When making a package for opencloud I noticed that we were missing the extended attribute family of syscalls. OpenCloud is designed not to have to rely on a separate database and stores metdata directly into files with extended attributes, falling back on external metadata files if necessary.
What are Extended Attributes
Extended attributes are key/value pairs that can be stored with individual files and directories. They can be set via setxattr, lsetxattr, fsetxattr, and retrieved via getxattr, lgetxattr, or fgetxattr.
A key name can be 255 bytes and a value can be up to 64k. Attribute names are a part of namespaces. In linux you have to use one of the namespaces: security, system, trusted, and user.
Use Cases of Extended Attributes
There are quite a few different uses cases that extended attributes have found over the years. For example Darwin uses this for the quarantine flags - you might've had to remove the attribute in the past few years for a downloaded binary on osx:
xattr -d com.apple.quarantine
SELinux also uses extended attributes in the security namespace.
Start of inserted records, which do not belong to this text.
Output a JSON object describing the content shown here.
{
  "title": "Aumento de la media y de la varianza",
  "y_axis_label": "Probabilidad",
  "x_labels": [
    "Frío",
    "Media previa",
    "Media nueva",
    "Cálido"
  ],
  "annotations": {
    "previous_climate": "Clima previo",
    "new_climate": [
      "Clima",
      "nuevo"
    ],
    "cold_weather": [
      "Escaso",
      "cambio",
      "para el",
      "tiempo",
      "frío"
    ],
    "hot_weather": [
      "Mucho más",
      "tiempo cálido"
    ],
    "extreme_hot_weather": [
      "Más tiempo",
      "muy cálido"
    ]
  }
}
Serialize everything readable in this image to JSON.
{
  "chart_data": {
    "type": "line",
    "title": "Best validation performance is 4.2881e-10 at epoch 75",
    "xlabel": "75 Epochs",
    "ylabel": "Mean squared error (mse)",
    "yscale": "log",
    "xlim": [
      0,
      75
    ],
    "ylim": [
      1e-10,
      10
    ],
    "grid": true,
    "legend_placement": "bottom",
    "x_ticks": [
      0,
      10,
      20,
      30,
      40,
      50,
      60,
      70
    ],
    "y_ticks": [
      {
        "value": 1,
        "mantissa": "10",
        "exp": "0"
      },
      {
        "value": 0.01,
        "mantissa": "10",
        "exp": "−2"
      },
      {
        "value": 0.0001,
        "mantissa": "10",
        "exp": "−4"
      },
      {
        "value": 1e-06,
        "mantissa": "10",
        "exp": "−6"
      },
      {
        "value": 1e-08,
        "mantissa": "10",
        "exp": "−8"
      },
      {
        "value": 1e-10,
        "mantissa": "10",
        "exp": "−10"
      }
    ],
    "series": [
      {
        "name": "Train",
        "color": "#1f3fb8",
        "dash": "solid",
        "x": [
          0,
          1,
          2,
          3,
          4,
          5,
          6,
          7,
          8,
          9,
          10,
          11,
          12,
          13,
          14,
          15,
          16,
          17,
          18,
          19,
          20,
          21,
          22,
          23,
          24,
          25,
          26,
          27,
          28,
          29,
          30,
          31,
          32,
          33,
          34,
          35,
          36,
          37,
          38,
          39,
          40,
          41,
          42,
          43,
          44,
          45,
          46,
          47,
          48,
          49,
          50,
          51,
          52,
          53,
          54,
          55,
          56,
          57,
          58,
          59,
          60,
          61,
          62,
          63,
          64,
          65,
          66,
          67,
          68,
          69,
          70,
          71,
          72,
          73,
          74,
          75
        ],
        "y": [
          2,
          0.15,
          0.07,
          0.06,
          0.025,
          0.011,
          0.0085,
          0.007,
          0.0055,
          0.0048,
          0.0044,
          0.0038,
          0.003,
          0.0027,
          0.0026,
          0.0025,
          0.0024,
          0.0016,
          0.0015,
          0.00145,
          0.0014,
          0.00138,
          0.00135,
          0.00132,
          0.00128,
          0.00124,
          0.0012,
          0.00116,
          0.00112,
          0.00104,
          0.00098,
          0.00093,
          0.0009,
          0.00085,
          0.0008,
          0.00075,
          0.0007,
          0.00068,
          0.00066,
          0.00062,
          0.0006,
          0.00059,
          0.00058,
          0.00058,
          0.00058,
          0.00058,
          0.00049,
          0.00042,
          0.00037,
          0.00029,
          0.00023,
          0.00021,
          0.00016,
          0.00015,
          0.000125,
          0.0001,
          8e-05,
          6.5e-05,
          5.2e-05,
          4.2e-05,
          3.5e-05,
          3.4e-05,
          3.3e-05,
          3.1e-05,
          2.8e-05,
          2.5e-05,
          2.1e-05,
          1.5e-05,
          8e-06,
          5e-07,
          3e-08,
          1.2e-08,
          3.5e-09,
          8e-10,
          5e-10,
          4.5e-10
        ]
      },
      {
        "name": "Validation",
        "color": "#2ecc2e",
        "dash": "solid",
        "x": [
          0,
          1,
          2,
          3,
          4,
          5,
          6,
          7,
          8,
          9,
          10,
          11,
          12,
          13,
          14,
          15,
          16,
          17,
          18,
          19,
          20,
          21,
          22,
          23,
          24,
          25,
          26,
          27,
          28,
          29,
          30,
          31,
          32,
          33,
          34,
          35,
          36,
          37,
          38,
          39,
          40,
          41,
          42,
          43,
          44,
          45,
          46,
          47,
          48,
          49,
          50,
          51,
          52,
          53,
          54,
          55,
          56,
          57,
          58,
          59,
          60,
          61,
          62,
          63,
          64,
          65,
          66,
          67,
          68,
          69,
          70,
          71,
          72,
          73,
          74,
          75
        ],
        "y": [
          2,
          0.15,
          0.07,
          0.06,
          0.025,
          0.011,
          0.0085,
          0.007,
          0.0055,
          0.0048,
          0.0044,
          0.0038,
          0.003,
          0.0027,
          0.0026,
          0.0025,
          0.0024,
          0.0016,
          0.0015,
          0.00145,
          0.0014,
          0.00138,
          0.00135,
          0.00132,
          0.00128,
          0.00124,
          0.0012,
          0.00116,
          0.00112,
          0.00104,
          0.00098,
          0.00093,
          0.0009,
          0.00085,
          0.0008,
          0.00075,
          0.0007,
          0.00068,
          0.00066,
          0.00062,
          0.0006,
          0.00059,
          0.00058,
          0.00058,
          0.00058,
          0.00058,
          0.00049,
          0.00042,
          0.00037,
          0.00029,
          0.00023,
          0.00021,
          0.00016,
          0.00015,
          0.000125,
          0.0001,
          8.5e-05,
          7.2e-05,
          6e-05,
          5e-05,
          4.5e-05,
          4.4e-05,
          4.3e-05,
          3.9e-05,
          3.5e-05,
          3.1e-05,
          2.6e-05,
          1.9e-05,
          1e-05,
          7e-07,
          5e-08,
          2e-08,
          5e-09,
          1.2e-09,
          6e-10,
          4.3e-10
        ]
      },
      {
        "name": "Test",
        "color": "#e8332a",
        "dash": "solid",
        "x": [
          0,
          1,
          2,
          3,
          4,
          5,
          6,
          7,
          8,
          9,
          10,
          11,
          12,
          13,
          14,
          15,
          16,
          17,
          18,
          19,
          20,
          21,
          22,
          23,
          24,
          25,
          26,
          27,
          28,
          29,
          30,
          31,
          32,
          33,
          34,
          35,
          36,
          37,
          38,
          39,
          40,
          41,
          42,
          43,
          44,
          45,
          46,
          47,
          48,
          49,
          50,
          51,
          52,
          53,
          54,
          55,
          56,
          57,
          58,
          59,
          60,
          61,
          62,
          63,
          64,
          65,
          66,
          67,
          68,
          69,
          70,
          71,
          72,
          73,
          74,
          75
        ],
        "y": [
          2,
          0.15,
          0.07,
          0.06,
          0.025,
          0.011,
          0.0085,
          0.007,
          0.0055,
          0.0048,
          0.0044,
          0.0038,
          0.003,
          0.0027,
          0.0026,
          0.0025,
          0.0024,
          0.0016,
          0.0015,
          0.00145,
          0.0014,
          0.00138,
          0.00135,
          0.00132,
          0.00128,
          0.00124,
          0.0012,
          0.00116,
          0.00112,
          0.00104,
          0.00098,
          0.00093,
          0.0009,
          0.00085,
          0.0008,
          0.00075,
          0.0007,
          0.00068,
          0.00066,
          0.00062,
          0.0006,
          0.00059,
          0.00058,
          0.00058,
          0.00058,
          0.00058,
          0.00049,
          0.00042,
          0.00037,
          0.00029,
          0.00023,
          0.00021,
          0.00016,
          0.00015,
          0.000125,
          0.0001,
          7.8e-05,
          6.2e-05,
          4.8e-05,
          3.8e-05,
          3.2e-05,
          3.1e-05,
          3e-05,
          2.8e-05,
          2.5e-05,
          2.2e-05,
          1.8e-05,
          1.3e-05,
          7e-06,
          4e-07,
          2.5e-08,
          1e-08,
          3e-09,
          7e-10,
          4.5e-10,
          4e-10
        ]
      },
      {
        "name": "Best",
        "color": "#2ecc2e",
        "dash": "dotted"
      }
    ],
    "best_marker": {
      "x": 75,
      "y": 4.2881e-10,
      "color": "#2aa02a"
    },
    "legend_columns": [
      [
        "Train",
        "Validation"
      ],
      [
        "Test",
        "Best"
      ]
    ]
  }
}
Attributes can come in handy for new files as well. Sometimes metadata is attached - such as if you downloaded a file it could set the url of where you downloaded it from. You could also set things like mime-types or checksums - the checksum feature is fairly useful. Attributes can also used for things like retention and lifecycle policies.
Extended Attributes Example
A simple example of this in go using the xattr pkg might look like the following:
package main
import (
"fmt"
"os"
"github.com/pkg/xattr"
)
func main() {
fpath := "test.txt"
attrName := "user.extra"
attrValue := []byte("bob was here")
file, err := os.Create(fpath)
if err != nil {
fmt.Println(err)
}
file.Close()
err = xattr.Set(fpath, attrName, attrValue)
if err != nil {
fmt.Println(err)
}
fmt.Printf("set %s on %s\n", attrName, fpath)
getValue, err := xattr.Get(fpath, attrName)
if err != nil {
fmt.Println(err)
}
fmt.Printf("we got back: %s\n", string(getValue))
}
You can then retrieve the attributes via getfattr like so:
eyberg@venus:~/xa/rxa$ getfattr -d -- test.txt
# file: test.txt
user.extra="bob was here"
Zero Length Values
We ended up adding support for zero length buffers for our buffer implementation. setxattr for instance, will call allocate_string which internally calls allocate_buffer, however as the man page clearly states:
setxattr() sets the value of the extended attribute identified by name and associated with the given path in the filesystem. The size argument specifies the size (in bytes) of value; a zero-length value is permitted. - man 2 setxattr man7.org
Why? You might wish to set a zero length value for a boolean type (for instance if the attribute is set than it's true), or where you only need to know that an attribute exists vs having a value attached. This obviously can help save space.
So next time when you are looking at pushing out a single binary and you are debating whether or not you need a database or not - remember sqlite isn't the only thing you can reach for. Sometimes you can store the data you need right on the files you are working with to begin with.